Pois bem, por incrível que pareça, não me passou pela cabeça de pedir a fotografia dele. De repente alguém me deu a fotografia dele. É uma cara ótima, mas realmente de menino extraordinário, mas extraordinário. Uma cara séria — como isso é raro no século XX — pensativa, meditativa, sem aquilo que nós na reunião do MNF chamamos de pecado criteriológico. Uma cara, mas verdadeiramente, excelente, superior, de inspirar toda confiança.

Eu só não posso compreender como é que esse menino esteve em São Paulo no “Congressinho”, com certeza naquela noite na cerimônia apertou minha mão, porque todos apertaram, e eu não vi o menino. Mas eu não posso fugir à impressão de que foi uma vítima suplementar que morreu, por um suplemento de pecados — e que grosso suplemento! — e que tenha vindo mais muitas graças para o Grupo. Porque depois disso, vieram para o Grupo muitas graças.

Finalmente eu teria que dizer que eu tenho impressão de que esta tal Graça de Nossa Senhora, esta tal Graça do Reino de Maria, algumas almas muito eleitas d’Ela, desde Elias até o fim do mundo, tiveram e terão. Mas eram fatos individuais, que passarão a ser um fato coletivo quando vier o Reino de Maria. Mas eu acho que Elias teve. Ele foi o primeiro. Se Elias teve, Eliseu teve, porque ele recebeu o espírito de Elias.

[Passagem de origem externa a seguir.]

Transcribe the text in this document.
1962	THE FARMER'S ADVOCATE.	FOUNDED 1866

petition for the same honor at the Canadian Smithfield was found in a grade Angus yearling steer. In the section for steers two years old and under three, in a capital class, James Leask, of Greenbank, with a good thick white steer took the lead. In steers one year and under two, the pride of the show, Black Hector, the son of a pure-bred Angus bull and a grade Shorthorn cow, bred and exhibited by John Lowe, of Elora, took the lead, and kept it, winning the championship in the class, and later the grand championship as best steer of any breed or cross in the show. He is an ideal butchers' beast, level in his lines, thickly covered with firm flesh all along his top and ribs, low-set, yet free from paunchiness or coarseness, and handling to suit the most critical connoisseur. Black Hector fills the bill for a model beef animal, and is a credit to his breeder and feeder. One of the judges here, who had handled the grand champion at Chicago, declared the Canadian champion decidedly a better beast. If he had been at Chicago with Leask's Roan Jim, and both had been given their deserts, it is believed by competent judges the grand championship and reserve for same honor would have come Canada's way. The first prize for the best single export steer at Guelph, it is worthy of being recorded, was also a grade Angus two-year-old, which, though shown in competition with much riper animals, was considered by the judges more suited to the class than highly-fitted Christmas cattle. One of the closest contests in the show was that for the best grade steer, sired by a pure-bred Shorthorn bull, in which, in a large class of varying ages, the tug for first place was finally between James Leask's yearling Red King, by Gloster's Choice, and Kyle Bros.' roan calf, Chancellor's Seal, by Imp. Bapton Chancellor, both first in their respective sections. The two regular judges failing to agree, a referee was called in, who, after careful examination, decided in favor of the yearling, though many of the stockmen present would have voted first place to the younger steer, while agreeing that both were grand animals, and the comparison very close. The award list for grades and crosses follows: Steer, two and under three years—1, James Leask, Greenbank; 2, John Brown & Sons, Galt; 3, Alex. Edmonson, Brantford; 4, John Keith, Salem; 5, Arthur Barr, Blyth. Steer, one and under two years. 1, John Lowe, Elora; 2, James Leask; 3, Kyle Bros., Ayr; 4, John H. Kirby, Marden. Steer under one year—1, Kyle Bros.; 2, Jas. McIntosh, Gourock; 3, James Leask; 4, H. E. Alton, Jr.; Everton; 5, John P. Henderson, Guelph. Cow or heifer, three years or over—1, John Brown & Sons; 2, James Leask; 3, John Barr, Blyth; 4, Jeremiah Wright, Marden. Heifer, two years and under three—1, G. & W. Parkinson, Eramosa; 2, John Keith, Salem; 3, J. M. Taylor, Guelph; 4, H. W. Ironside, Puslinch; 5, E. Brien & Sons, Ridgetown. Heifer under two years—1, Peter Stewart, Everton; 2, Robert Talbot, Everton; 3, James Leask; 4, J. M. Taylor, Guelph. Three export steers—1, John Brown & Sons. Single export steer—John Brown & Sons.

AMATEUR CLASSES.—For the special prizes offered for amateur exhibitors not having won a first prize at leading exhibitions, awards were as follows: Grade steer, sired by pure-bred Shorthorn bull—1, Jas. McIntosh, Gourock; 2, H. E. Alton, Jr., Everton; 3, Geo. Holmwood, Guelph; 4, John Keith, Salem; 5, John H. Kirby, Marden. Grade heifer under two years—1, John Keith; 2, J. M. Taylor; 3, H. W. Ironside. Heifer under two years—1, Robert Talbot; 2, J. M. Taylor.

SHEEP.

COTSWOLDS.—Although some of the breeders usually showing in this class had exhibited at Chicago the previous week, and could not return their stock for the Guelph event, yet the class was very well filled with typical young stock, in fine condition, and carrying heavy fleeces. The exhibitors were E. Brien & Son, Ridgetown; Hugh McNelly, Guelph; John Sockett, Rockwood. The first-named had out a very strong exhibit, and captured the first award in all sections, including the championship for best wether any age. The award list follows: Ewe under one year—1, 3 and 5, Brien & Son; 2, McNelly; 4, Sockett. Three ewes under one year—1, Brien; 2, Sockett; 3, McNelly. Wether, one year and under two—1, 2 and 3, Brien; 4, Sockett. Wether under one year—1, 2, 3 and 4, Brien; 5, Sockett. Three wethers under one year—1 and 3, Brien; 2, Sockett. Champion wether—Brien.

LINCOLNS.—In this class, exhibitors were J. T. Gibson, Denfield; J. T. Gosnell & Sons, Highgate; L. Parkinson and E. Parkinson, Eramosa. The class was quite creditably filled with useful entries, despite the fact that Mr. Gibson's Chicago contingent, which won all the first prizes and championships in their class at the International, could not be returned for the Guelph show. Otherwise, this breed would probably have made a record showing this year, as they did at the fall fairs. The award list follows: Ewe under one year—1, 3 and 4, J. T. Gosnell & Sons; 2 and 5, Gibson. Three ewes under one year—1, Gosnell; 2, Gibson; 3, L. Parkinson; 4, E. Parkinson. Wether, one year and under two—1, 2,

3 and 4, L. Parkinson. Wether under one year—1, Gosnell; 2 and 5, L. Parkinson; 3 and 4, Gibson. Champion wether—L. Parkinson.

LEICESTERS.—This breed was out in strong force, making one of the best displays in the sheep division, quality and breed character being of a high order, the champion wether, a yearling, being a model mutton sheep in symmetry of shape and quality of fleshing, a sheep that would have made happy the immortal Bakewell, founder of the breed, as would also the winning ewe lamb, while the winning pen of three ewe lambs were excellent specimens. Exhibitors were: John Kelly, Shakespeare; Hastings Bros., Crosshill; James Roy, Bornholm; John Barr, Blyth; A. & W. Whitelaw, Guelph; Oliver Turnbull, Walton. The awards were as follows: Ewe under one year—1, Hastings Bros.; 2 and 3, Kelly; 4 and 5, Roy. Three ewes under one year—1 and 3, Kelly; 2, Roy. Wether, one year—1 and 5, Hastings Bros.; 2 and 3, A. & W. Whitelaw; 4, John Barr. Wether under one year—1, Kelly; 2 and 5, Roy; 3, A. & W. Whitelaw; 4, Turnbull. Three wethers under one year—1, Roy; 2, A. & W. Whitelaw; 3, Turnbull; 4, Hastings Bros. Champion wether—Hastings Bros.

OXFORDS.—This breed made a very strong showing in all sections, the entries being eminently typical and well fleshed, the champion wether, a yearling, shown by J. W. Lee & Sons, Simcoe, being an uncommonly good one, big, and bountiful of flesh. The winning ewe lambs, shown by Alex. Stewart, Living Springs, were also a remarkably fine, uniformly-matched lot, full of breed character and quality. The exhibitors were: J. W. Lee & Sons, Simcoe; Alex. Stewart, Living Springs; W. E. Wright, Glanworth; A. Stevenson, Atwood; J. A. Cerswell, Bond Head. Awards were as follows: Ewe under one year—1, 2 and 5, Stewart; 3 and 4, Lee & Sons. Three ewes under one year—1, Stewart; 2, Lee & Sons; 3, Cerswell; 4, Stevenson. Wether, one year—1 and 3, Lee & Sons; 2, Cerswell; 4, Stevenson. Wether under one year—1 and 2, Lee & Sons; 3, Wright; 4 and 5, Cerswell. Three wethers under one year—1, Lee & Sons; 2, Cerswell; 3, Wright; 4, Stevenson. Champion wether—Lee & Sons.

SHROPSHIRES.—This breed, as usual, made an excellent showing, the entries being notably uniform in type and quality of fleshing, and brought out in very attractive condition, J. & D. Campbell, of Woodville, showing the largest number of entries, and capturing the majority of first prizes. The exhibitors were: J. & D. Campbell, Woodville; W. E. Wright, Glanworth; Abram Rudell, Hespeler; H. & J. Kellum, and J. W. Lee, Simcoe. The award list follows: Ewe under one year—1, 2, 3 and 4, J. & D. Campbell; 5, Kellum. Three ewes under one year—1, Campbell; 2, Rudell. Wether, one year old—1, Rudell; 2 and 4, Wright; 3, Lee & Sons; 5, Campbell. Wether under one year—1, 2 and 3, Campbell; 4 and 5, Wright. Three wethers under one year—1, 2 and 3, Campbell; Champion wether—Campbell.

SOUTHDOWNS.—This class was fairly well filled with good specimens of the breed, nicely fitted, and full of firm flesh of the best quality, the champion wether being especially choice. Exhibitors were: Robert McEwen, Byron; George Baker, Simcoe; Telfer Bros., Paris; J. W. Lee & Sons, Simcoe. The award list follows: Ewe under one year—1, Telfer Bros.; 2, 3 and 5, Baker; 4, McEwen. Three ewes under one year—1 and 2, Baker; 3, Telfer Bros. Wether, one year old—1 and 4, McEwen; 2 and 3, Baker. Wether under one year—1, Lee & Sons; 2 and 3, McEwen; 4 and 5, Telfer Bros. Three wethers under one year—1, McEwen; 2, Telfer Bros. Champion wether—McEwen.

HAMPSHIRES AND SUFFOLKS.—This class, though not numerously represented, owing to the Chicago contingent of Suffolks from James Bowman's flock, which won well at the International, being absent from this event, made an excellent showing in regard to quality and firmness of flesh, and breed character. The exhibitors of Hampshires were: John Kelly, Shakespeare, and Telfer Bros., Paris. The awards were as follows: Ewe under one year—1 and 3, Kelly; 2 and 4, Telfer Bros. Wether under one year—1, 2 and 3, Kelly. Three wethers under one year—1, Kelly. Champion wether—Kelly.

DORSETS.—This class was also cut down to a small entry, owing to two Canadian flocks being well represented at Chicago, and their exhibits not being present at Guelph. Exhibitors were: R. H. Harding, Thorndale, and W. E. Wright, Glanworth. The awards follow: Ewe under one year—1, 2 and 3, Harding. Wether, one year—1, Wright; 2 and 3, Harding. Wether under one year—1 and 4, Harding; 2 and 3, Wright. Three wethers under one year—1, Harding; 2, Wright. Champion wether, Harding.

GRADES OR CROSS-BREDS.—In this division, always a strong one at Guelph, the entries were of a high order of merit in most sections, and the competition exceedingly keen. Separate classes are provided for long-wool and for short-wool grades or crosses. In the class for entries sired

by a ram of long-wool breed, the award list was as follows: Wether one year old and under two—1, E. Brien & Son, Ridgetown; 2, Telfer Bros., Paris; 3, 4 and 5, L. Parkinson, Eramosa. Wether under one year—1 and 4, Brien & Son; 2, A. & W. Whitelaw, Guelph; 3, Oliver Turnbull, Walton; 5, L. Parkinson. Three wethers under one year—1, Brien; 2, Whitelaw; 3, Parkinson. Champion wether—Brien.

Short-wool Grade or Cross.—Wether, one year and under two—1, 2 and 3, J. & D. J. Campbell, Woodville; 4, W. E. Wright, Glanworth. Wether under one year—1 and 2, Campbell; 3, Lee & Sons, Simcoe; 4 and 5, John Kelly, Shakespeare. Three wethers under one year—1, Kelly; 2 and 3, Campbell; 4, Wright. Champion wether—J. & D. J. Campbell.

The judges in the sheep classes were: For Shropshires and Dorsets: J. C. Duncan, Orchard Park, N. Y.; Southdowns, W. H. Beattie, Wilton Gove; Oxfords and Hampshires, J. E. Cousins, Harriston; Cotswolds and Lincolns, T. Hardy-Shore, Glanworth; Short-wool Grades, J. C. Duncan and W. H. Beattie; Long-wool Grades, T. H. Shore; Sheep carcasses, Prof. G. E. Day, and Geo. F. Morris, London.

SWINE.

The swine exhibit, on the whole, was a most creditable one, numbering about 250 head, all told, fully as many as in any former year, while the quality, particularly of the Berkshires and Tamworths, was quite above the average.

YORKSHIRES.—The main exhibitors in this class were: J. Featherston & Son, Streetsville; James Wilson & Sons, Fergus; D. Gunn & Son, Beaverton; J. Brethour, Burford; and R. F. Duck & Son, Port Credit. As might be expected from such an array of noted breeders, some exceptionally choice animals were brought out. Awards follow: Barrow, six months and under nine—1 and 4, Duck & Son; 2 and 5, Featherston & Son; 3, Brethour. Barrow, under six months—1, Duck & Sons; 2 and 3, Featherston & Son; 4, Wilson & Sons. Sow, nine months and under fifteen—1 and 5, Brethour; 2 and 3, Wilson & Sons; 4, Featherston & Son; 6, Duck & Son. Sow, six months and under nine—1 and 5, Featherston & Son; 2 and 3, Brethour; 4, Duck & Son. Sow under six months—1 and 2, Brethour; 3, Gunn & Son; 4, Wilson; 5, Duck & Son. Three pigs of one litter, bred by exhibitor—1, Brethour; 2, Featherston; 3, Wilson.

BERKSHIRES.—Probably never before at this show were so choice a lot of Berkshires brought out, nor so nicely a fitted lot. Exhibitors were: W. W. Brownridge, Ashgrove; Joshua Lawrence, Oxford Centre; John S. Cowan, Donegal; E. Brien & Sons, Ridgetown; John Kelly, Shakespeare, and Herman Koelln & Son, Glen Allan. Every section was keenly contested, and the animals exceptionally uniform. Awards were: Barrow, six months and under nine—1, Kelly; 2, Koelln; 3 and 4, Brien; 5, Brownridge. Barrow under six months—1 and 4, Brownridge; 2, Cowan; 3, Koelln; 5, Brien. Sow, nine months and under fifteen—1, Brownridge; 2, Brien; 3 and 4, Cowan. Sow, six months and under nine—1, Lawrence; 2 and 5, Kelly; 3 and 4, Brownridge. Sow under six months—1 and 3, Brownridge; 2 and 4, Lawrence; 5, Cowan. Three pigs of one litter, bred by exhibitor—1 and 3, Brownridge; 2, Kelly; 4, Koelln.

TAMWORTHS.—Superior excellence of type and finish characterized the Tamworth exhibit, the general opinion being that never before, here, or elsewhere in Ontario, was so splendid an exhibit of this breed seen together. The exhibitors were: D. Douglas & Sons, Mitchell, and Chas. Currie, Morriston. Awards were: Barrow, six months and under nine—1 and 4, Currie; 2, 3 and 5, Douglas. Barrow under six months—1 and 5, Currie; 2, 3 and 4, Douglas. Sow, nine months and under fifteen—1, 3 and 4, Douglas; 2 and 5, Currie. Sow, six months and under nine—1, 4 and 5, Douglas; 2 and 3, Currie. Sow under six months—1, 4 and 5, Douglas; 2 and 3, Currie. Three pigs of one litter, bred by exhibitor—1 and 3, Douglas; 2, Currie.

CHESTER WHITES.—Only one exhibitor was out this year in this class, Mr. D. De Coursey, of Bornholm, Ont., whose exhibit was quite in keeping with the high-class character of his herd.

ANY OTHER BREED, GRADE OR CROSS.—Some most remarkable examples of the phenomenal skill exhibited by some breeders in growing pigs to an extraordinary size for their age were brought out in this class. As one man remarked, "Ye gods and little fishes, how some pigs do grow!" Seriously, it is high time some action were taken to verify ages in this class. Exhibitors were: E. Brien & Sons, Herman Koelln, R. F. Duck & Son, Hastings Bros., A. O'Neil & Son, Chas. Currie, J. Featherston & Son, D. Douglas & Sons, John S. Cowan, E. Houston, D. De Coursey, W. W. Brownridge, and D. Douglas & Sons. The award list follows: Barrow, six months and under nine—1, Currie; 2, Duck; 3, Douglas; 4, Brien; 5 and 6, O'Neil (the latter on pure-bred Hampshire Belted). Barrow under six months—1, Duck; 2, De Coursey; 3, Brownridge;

Aqui entra mais uma vez o tal mistério, que é o tal espírito que se comunica: o que é essa comunicação do espírito, como se faz, qual é a realidade? Par mim está imbricado nisso. E alguns que constituem uma linha pontilhada, não uma linha contínua, mas um pontilhado ao longo da História tiveram.

Eu acho que São Luiz Grignion de Montfort teve de um modo magnífico. Eu acho que quem quiser ter uma idéia de como foi Elias, pode ler na Bíblia, mas pode ler também o livro de São Luiz Grignion de Montfort, porque essas figuras, umas prefiguram as outras e seguem as outras, mais ou menos como os anticristos, prefigurativos ao longo da História do Anticristo.

Acho que São Grignion de Montfort foi eminentemente isso: uma espécie de Elias. E que há assim uma espécie de gotas de graça de Elias que caem de vez em quando. E que há uma era em que essa graça de Elias vai ser patenteada para o mundo inteiro e aqui então vai ser o Reino de Maria.